29.1.2019

»Briefwechsel mit diversen Kollegen«: Was sich durch den neulich von der Stiftung freigeschalteten Suchapparat bei Arno Schmidt ergötzlich liest, wird wohl zukünftig eher mau bleiben. Immerhin schreibt mir Degens, dass die von uns besuchte Bar in der Barockstadt Potsdam nicht Unsichtbar geheissen hatte, sondern: Unscheinbar.  Gut, waren wir halt in der Unscheinbar. Auch heiter.

Wobei mir im Nachhinein erst so richtig klar wurde, wie dermaßen un-heiter mir dort, in Potsdam, die auch noch hinterleuchteten Plakate der Bundeszentrale für Gesundheitliche Aufklärung erschienen waren, vor, und teils auch: inmitten der heiter, weil barocken Kulisse entlang der eisigen Prachtstraßen. »Deutschland sucht den Impfpass« wirkt ja schon vom Slogan her verschleiernder, denn aufklärend. Aber dann ist dazu dann auch noch ein Jugendlichendarsteller abgebildet, der einen einhändigen Handstand macht und dabei seinen Hut aufbehält. Allein dieses Wunder entgegen der Erdanziehungskraft lenkt tüchtig ab vom Impfpass an sich, der ja gelb ist. Und warum macht der Jugendliche diesen Trick, fragt sich die Passantin—nun, es steht dort, in seinem papierfarbenen Zimmer auch eine Plastikbox mit Vinylschallplatten drin. Mit der Musik aber hat sein Verhalten anscheinend nichts zu tun, denn der im Hintergrund deutlich und scharf abgebildete Plattenspieler, ein veritabler Turntable soll es sein, trägt zwar eine der schwarzen Scheiben, aber die sogenannte Nadel des Tonträgersystems ist darauf nicht aufgesetzt. Es kann also de facto keine Musik sein im dargestellten Raum; der Musikus sucht seinen Impfpass im Stillen, handständig, und wenn man ganz viel Zeit hat, dann kommt man irgendwann schon auf die Idee, dass er in dieser Pose eventuell nach dem ihm übereigneten gelben Faltblatt suchet dergestalt, dass er es zwischen seine Plattensammlung gerutscht vermuten tut. Weitere Fragen, beispielsweise: Muß, oder sollte ich zum Auflegen meinen Impfpass immer dabeihaben et cetera könnten sich anschließen. Auf jeden Fall aber fehlt dort die Heiterkeit. Auch weil man an die Mitglieder der Gremien dort, in der Bundeszentrale für Gesundheitliche Aufklärung, sich gezwungen fühlt, zu denken, man hat sie leider schon plastisch vor sich im Kreise ihrer Berater, wie die ein solches Plakatmotiv als »stimmig« oder gar »heiter« in Auftrag geben, bezahlen, abnehmen, drucken lassen, verbreiten, aufhängen, hinterleuchten et cetera.

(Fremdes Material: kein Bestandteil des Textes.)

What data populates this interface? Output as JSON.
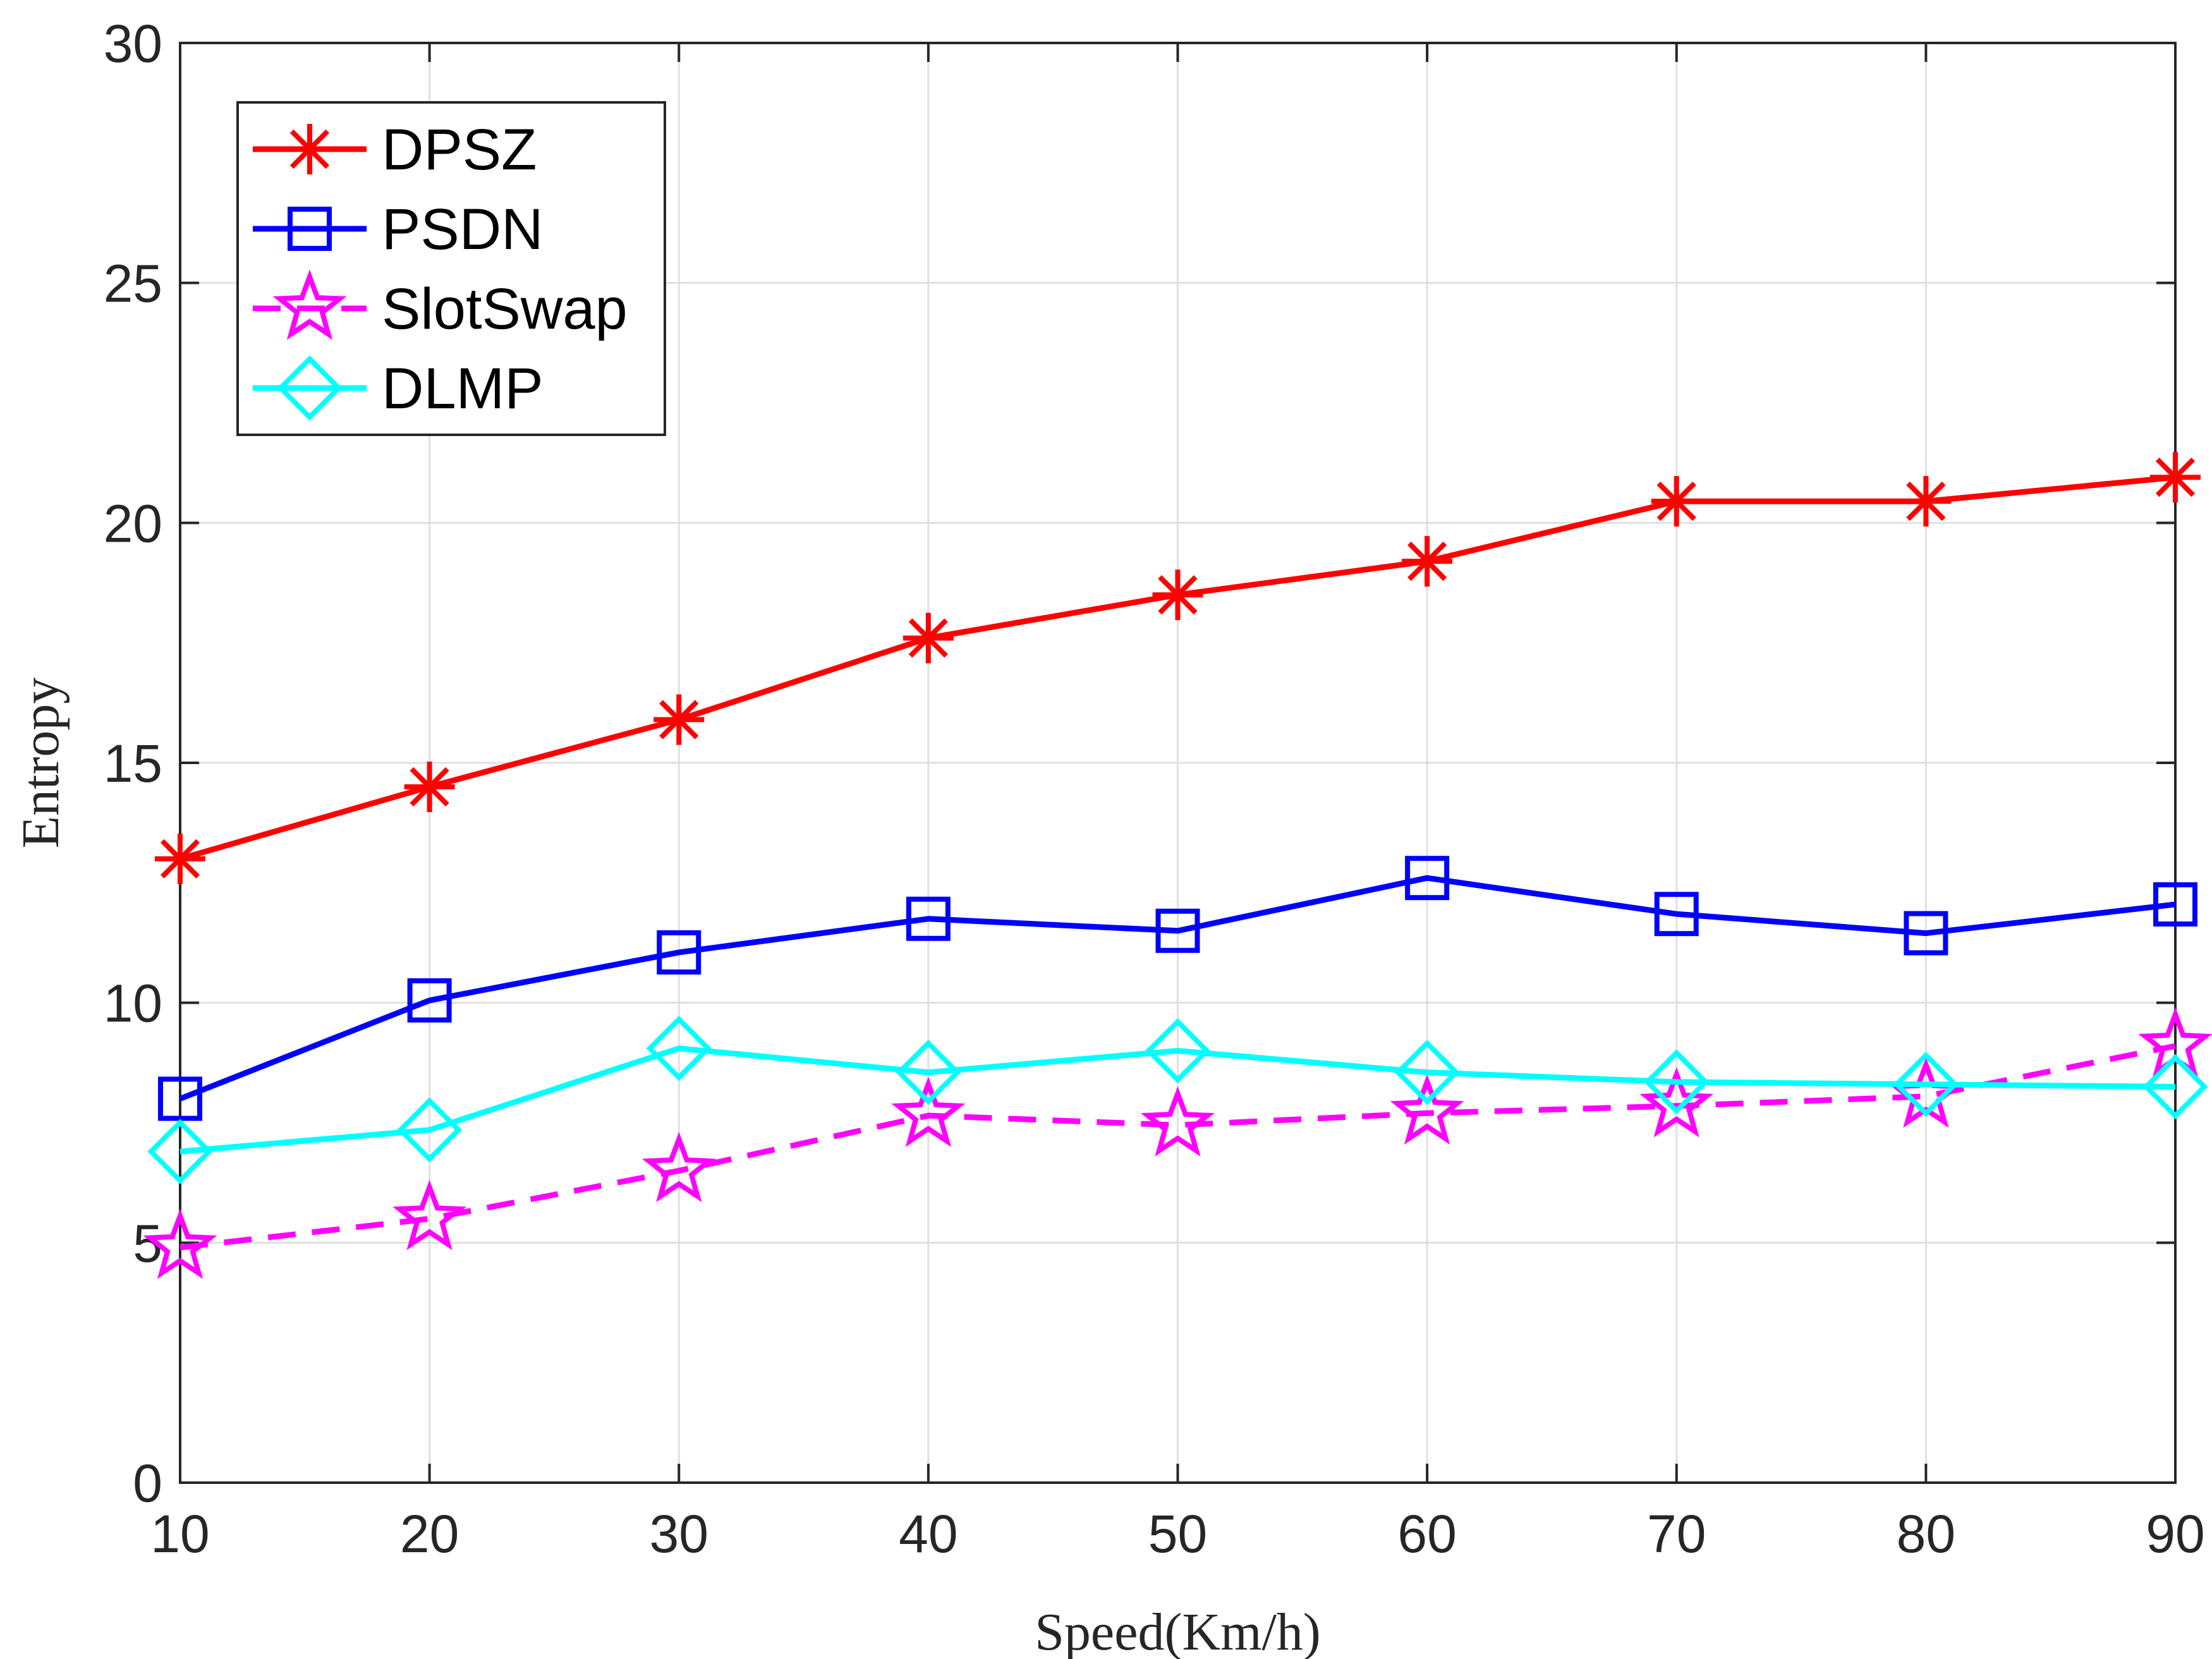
{
  "chart_data": {
    "type": "line",
    "title": "",
    "xlabel": "Speed(Km/h)",
    "ylabel": "Entropy",
    "xlim": [
      10,
      90
    ],
    "ylim": [
      0,
      30
    ],
    "x_ticks": [
      10,
      20,
      30,
      40,
      50,
      60,
      70,
      80,
      90
    ],
    "y_ticks": [
      0,
      5,
      10,
      15,
      20,
      25,
      30
    ],
    "grid": true,
    "legend_position": "top-left",
    "x": [
      10,
      20,
      30,
      40,
      50,
      60,
      70,
      80,
      90
    ],
    "series": [
      {
        "name": "DPSZ",
        "color": "#ff0000",
        "marker": "asterisk",
        "line_style": "solid",
        "values": [
          13.0,
          14.5,
          15.9,
          17.6,
          18.5,
          19.2,
          20.45,
          20.45,
          20.95
        ]
      },
      {
        "name": "PSDN",
        "color": "#0000ff",
        "marker": "square",
        "line_style": "solid",
        "values": [
          8.0,
          10.05,
          11.05,
          11.75,
          11.5,
          12.6,
          11.85,
          11.45,
          12.05
        ]
      },
      {
        "name": "SlotSwap",
        "color": "#ff00ff",
        "marker": "pentagram",
        "line_style": "dashed",
        "values": [
          4.9,
          5.5,
          6.5,
          7.65,
          7.45,
          7.7,
          7.85,
          8.05,
          9.1
        ]
      },
      {
        "name": "DLMP",
        "color": "#00ffff",
        "marker": "diamond",
        "line_style": "solid",
        "values": [
          6.9,
          7.35,
          9.05,
          8.55,
          9.0,
          8.55,
          8.35,
          8.3,
          8.25
        ]
      }
    ]
  }
}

Von der anderen Kampagne aus diesem Hause, da geht es um sexuell übertragbare Krankheiten, und man hat sich bei diesem heiklen Thema für einen Cartoonisten in der unseligen Epigonenschaft Uli Steins entschieden, will ich sehr gerne schweigen.

Gipsköpfe klingt so altmodisch. Salzknaben werden es sein.

Vincent Klink, der heute Geburtstag hat, schreibt in seinem Tagebuch, dass er den Beruf des Koches für weit weniger anstrengend hält als den des »ernsthaften Kopfarbeiters.« Heiter ziehe ich meinen nicht vorhandenen Hut.